Cocaine misuse leads to structural and functional changes in the brain (Ide et al., 2016; Ide et al., 2013) and can be considered a chronic mental disorder (Volkow et al., 2016). As with other substance use disorders, cocaine misuse involves multiple etiological processes, including deficient behavioral control (Garavan and Hester, 2007; Lundqvist, 2010; Sim et al., 2007), likely as a result of the chronic effects of cocaine on the brain. In animal studies, rats chronically exposed to cocaine showed significantly less neuronal activity in the prefrontal cortex (PFC), a critical brain region that supports behavioral control (Kane et al., 2020; Pastor et al., 2021). Studies have employed magnetic resonance imaging (MRI) to reveal altered regional brain activation during various behavioral challenges in chronic cocaine users and individuals who have been prenatally exposed to cocaine (Crunelle et al., 2012; Garavan and Hester, 2007; Roussotte and Soderberg, 2010). These studies also implicated the PFC, including the anterior cingulate cortex and dorsolateral PFC, in decision-making deficits in association with cocaine misuse (Hester et al., 2013; Hester and Garavan, 2005; Lundqvist, 2010). Other studies reported changes in the functional connectivity of the PFC and subcortical structures during cognitive control in cocaine users (Cisler et al., 2013; Zhang et al., 2014).

Response inhibition represents a critical component of executive control (Clark, 1996; van der Molen, 2000). Response inhibition involves the suppression of responses that are no longer needed or are inappropriate and allows one to respond flexibly to changing circumstances. Neuroimaging studies have provided ample evidence for the role of the PFC in inhibitory control (Jones and Graff-Radford, 2021). One of the most widely used laboratory paradigms to study response inhibition is the stop-signal task (SST), where participants are tested for the efficiency in terminating an unwanted action (Duann et al., 2009; Li et al., 2008; Manza et al., 2016; Verbruggen and Logan, 2008b; Winkler et al., 2012; Zhang et al., 2015). The PFC, including the medial PFC, inferior frontal gyrus, and basal ganglia are involved in the inhibitory process during the SST (Li, 2015).

A number of studies have used the SST to investigate functional brain changes in cocaine misuse. With independent component analyses (ICA) of the fMRI time series collected of the SST, Elton and colleagues demonstrated changes in network activities in relation to inhibitory motor control in cocaine users relative to controls (Elton et al., 2012). Zhang et al. reported in cocaine dependent individuals altered dynamic network connectivities during the SST (Zhang et al., 2018). With a monetary incentive stop task to investigate the moderating effects of rewards on proactive control, Nigam and colleagues showed diminished proactive control in cocaine-dependent individuals, as compared to non-drug using controls (Nigam et al., 2020). Bayesian modeling of SST performance showed that individuals with cocaine dependence were less engaged in using contextual information for behavioral adjustment (Ide et al., 2015). With a variant SST involving stimuli of drug and food words, cocaine-dependent vs. control participants demonstrated diminished dorsolateral PFC responses to drug vs. food words during successful inhibitions (Ceceli et al., 2022). Others employed spatial ICA and showed “circuit failure” in connection with impairment of response inhibition in cocaine misuse (Wang et al., 2018) or distinguished individuals of cocaine misuse from healthy controls based on voxel-wise thalamic connectivities to the independent components of regional activities identified from the SST (Zhang et al., 2016).

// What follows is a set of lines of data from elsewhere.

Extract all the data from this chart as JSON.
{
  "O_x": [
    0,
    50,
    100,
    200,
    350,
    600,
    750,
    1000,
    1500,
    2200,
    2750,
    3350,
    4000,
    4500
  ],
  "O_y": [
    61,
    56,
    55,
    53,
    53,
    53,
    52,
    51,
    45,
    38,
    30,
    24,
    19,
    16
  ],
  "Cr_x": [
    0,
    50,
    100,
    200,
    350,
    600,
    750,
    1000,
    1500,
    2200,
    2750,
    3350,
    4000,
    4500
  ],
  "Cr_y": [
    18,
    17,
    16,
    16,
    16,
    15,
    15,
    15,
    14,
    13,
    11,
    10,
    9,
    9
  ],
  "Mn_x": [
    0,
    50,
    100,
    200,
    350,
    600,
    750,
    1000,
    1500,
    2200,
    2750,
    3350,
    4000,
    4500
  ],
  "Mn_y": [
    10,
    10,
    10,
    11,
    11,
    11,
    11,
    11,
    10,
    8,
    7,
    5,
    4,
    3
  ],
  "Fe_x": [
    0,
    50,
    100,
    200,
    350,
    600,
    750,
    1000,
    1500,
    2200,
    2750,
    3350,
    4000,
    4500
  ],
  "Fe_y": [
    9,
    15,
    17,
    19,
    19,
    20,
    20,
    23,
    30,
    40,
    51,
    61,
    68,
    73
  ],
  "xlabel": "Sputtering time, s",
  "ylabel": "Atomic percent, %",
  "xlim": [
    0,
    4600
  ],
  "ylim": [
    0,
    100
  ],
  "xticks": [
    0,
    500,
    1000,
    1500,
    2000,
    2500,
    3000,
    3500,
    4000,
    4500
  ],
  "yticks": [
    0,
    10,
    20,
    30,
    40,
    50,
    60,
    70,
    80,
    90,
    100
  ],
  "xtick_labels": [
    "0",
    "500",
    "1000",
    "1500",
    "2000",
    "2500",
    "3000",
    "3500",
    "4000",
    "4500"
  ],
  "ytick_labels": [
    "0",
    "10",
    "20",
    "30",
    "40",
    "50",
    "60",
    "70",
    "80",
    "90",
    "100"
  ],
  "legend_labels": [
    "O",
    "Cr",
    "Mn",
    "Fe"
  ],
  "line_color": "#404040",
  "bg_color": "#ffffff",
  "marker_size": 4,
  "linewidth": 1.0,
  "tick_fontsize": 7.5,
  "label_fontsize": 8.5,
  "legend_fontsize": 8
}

Thus, a substantial body of literature has provided evidence of cognitive control deficits and demonstrated the neural markers of the deficits in cocaine misuse. However, it remains unclear how cognitive control deficits may vary across cocaine users with respect to the chronicity and severity of cocaine use or whether the deficits ameliorate during the course of abstinence. To investigate these issues, we hypothesized that cognitive control dysfunction, as reflected in prolonged stop-signal reaction time in the SSRT, would be more severe in individuals with longer duration of cocaine use. In contrast, cognitive dysfunction would become less severe along with longer duration of abstinence. By combining the SST with functional brain imaging, we would also investigate the neural processes of cognitive control in association with the duration of use and duration of abstinence in chronic cocaine users.